Any man.. repeat any man who physically and verbally attacks a girl or woman needs to be reprimanded.. my thoughts are with you dear and I have a feeling that most of my friends in the music business behind you and Josh needs to man up and get right sized… #jerk
— Glenn Hughes (@glenn_hughes) December 11, 2017
Sending so much love to you @ChelseaLaurenLA, you are such a professional, and so nice, I am so sorry you were kicked by Josh Homme at the show last night while you were doing your job.
If you need anything I’m here, I support you 100%.

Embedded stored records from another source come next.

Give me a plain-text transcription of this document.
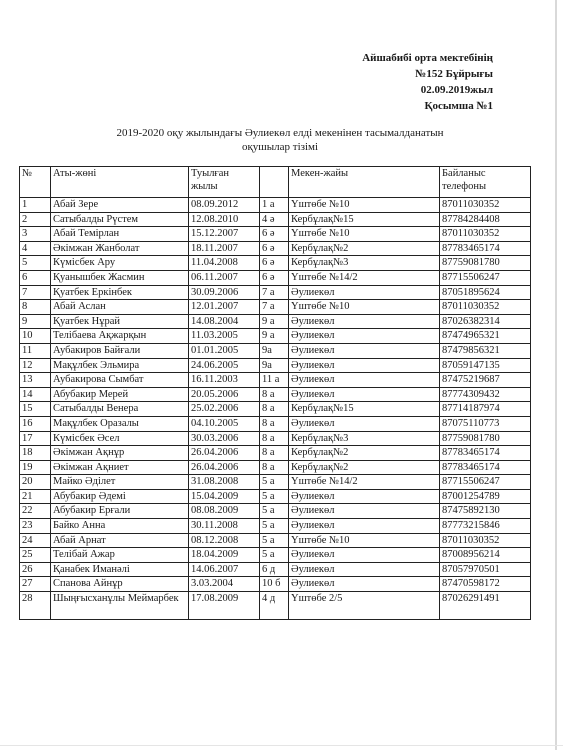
Айшабибі орта мектебінің
№152 Бұйрығы
02.09.2019жыл
Қосымша №1
2019-2020 оқу жылындағы Әулиекөл елді мекенінен тасымалданатын
оқушылар тізімі
№	Аты-жөні	Туылған жылы		Мекен-жайы	Байланыс телефоны
1	Абай Зере	08.09.2012	1 а	Үштөбе №10	87011030352
2	Сатыбалды Рүстем	12.08.2010	4 ә	Кербұлақ№15	87784284408
3	Абай Темірлан	15.12.2007	6 ә	Үштөбе №10	87011030352
4	Әкімжан Жанболат	18.11.2007	6 ә	Кербұлақ№2	87783465174
5	Күмісбек Ару	11.04.2008	6 ә	Кербұлақ№3	87759081780
6	Қуанышбек Жасмин	06.11.2007	6 ә	Үштөбе №14/2	87715506247
7	Қуатбек Еркінбек	30.09.2006	7 а	Әулиекөл	87051895624
8	Абай Аслан	12.01.2007	7 а	Үштөбе №10	87011030352
9	Қуатбек Нұрай	14.08.2004	9 а	Әулиекөл	87026382314
10	Телібаева Ақжарқын	11.03.2005	9 а	Әулиекөл	87474965321
11	Аубакиров Байғали	01.01.2005	9а	Әулиекөл	87479856321
12	Мақұлбек Эльмира	24.06.2005	9а	Әулиекөл	87059147135
13	Аубакирова Сымбат	16.11.2003	11 а	Әулиекөл	87475219687
14	Абубакир Мерей	20.05.2006	8 а	Әулиекөл	87774309432
15	Сатыбалды Венера	25.02.2006	8 а	Кербұлақ№15	87714187974
16	Мақұлбек Оразалы	04.10.2005	8 а	Әулиекөл	87075110773
17	Күмісбек Әсел	30.03.2006	8 а	Кербұлақ№3	87759081780
18	Әкімжан Ақнұр	26.04.2006	8 а	Кербұлақ№2	87783465174
19	Әкімжан Ақниет	26.04.2006	8 а	Кербұлақ№2	87783465174
20	Майко Әділет	31.08.2008	5 а	Үштөбе №14/2	87715506247
21	Абубакир Әдемі	15.04.2009	5 а	Әулиекөл	87001254789
22	Абубакир Ерғали	08.08.2009	5 а	Әулиекөл	87475892130
23	Байко Анна	30.11.2008	5 а	Әулиекөл	87773215846
24	Абай Арнат	08.12.2008	5 а	Үштөбе №10	87011030352
25	Телібай Ажар	18.04.2009	5 а	Әулиекөл	87008956214
26	Қанабек Иманәлі	14.06.2007	6 д	Әулиекөл	87057970501
27	Спанова Айнұр	3.03.2004	10 б	Әулиекөл	87470598172
28	Шыңғысханұлы Меймарбек	17.08.2009	4 д	Үштөбе 2/5	87026291491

— Ted Stryker (@TedStryker) December 10, 2017
Thank you everyone that has reached out with supportive messages. A small update, as I’m being flooded with questions: My neck is a sore, my eyebrow bruised and I’m a bit nauseous. The doctor released me early in the morning. Here are three images. Two of them as Josh looked at me, smiled and then kicked me. The other one is later after he cut his own face with a knife. I was in the pit in tears – and he just stared at me smiling. Assault in any form is not okay, no matter what the reasoning. Alcohol and drugs are no excuse. I was where I was allowed to be, I was not breaking any rules. I was simply trying to do my job. I hold nobody accountable for this but Josh himself. KROQ has nothing to do with this and I will always support them. The irony is someone had thrown an ice cube on to the very slick catwalk before the QOTSA set. I was afraid that one of the band members might slip and hurt themselves so, when the lights went dark, I used my arm to wipe down the runway so nobody would hurt themselves. Thank you to @variety for their immediate concern and care with this matter. As of now, nobody from QOTSA has reached out to me. #queensofthestoneage #QOTSA #JoshHomme
But things can only get better if we continue to call out the assholes in the pit who think their live music experiences are more important than the safety of the women at shows—and that includes musicians like Homme who do it from the stage.